2. Elliott Mendelson "Introduction to Mathematical Logic" (2nd edition), (van Nostrand, 1979)

3.* Wilfrid Hodges "A Shorter Model Theory", (Cambridge University Press)

4. P. Halmos "Naive Set Theory", (Springer)

5. D. Evans Notes of Set Theory, available at

http://www.mth.uea.ac.uk/~h120/Set_theory.pdf

 

5.  Lecture Contents:

Propositional calculus: Truth tables; propositional formulas; adequacy of sets of connectives; disjunctive normal form. (4 lectures)

The formal system L for propositional calculus. Proofs and deduction in L. Soundness; the Deduction Theorem. Proof of the Completeness Theorem (Adequacy) for propositional calculus. (5 lectures)

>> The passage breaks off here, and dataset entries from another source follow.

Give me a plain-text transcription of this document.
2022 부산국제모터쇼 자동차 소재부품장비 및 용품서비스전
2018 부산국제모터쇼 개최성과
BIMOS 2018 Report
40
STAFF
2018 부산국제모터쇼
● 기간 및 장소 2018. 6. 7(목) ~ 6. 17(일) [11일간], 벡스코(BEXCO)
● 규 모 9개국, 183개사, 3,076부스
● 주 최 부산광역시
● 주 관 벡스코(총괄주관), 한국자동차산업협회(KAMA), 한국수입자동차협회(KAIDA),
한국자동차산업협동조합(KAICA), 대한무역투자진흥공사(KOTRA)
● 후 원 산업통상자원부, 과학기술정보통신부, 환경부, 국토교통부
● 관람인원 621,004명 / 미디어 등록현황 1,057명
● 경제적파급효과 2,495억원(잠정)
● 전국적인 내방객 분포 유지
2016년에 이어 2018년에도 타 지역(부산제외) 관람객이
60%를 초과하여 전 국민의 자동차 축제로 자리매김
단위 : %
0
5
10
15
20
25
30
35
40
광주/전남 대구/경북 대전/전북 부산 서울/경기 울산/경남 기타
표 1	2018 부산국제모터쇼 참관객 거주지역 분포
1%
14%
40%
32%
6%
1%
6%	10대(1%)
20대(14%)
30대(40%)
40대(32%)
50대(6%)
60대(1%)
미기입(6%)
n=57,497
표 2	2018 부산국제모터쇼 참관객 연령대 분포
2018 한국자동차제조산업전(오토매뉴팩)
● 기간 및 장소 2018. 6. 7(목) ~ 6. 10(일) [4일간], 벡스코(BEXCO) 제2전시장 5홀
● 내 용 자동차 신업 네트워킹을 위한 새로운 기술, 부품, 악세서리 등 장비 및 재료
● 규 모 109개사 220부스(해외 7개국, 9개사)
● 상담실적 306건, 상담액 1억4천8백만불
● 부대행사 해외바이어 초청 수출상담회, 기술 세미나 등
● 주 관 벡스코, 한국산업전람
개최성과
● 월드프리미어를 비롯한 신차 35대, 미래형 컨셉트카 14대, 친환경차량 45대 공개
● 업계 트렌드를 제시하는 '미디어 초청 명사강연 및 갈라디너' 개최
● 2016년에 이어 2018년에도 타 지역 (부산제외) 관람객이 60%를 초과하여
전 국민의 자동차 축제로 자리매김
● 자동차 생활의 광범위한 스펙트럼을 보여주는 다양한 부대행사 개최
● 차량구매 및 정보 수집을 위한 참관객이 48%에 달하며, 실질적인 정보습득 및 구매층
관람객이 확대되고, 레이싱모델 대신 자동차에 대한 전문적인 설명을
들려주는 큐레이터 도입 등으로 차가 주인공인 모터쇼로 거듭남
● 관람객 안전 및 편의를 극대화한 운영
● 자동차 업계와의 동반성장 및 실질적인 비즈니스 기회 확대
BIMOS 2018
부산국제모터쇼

Predicate calculus: First-order structures. Construction of first-order languages and formulas. Interpretations. Satisfaction and truth of formulas. (6 lectures)

The formal system for predicate calculus. Soundness; the Deduction Theorem. Gödel’s completeness theorem for countable first-order languages (Henkin’s proof). The compactness theorem. Normal models and applications of the compactness theorem. (9 lectures)

Set theory: Countability and a brief discussion of cardinality and the Axiom of Choice. The General version of the completeness theorem. (4 lectures)

Model theory: Substructures and embeddings. elementary equivalence. The Löwenheim-Skolem theorems, categoricity and the Los-Vaught test. Applications: dense linear orders, the random graph, and the zero-one law for graphs. (5 lectures)

Advanced Topic: The Zermelo-Fraenkel axioms for set theory. Construction of the natural numbers. Cardinality. the Axiom of Choice and its equivalents. (5 hrs directed reading)

 

6.  Advanced Topic:

A formal treatment of set theory including cardinality and the Axiom of Choice.